| HN Mirror

Y	Hacker News new \| ask \| show \| jobs


	by dougall 1386 days ago
	On M1, for single-precision, one AMX P-unit is ~1.64 TFLOPs, one P-core is ~102 GFLOPS. So ~16x core-for-core. But you have four P-cores for every AMX P-unit, so more like 4x. And for double-precision that shrinks to 2x (~410 GFLOPs to ~51GFLOPs). (This is a simplification that doesn't include the E-cores, nor the AMX E-unit, but their contribution isn't huge. I suspect AMX throughput may have doubled on M2, but I haven't verified that.)

1 comments

Firadeoclus 1386 days ago

That's a pretty huge amount of processing power hidden away! Are these experimentally confirmed performance numbers?

So this is 16x16 single precision fused multiply-adds at 3.2GHz with a throughput of one per clock, right? (16 x 16 x 2 x 3.2e9 = 1.6384e12) And does using fp16 quadruple throughput again? That would put AMX well above the GPU for fp16 matrix multiplication! (2.6 TFLOPs fp16/fp32 for 8-core GPU, 128 multiply-add per core at 1.278GHz)

How does it compare in terms of power, can it sustain 3.2GHz indefinitely or does it hit power/thermal limits fairly quickly?

dougall 1386 days ago

Correct, yep.
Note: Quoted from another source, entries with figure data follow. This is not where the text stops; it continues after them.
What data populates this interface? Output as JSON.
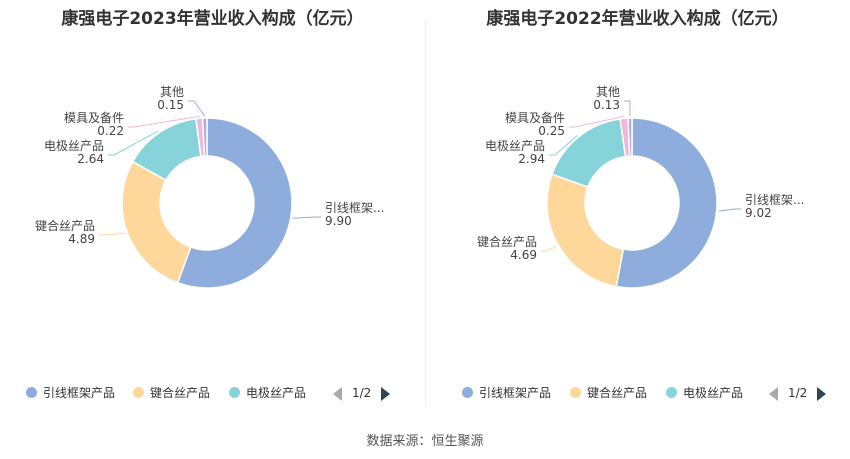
{
  "chart_data": [
    {
      "type": "pie",
      "title": "康强电子2023年营业收入构成（亿元）",
      "slices": [
        {
          "label": "引线框架...",
          "value": 9.9,
          "value_text": "9.90",
          "legend": "引线框架产品",
          "color": "#8eaddc"
        },
        {
          "label": "键合丝产品",
          "value": 4.89,
          "value_text": "4.89",
          "legend": "键合丝产品",
          "color": "#fdd89a"
        },
        {
          "label": "电极丝产品",
          "value": 2.64,
          "value_text": "2.64",
          "legend": "电极丝产品",
          "color": "#86d4d9"
        },
        {
          "label": "模具及备件",
          "value": 0.22,
          "value_text": "0.22",
          "color": "#f0b8d8"
        },
        {
          "label": "其他",
          "value": 0.15,
          "value_text": "0.15",
          "color": "#b8a8e0"
        }
      ],
      "pager": "1/2"
    },
    {
      "type": "pie",
      "title": "康强电子2022年营业收入构成（亿元）",
      "slices": [
        {
          "label": "引线框架...",
          "value": 9.02,
          "value_text": "9.02",
          "legend": "引线框架产品",
          "color": "#8eaddc"
        },
        {
          "label": "键合丝产品",
          "value": 4.69,
          "value_text": "4.69",
          "legend": "键合丝产品",
          "color": "#fdd89a"
        },
        {
          "label": "电极丝产品",
          "value": 2.94,
          "value_text": "2.94",
          "legend": "电极丝产品",
          "color": "#86d4d9"
        },
        {
          "label": "模具及备件",
          "value": 0.25,
          "value_text": "0.25",
          "color": "#f0b8d8"
        },
        {
          "label": "其他",
          "value": 0.13,
          "value_text": "0.13",
          "color": "#b8a8e0"
        }
      ],
      "pager": "1/2"
    }
  ],
  "source": "数据来源：恒生聚源"
}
These are theoretical numbers, measured in cycles from a P-core (with no loads/stores), real-world performance tends to be a little less (~93%): https://twitter.com/stephentyrone/status/1455665595677085697

FP16 only doubles throughput rather than quadrupling.

I haven't looked at power/thermals, so I can't really comment. (Though it's possible it's always running a bit under 3.2GHz, since I was measuring in clock cycles - that might be part of the 7% difference.)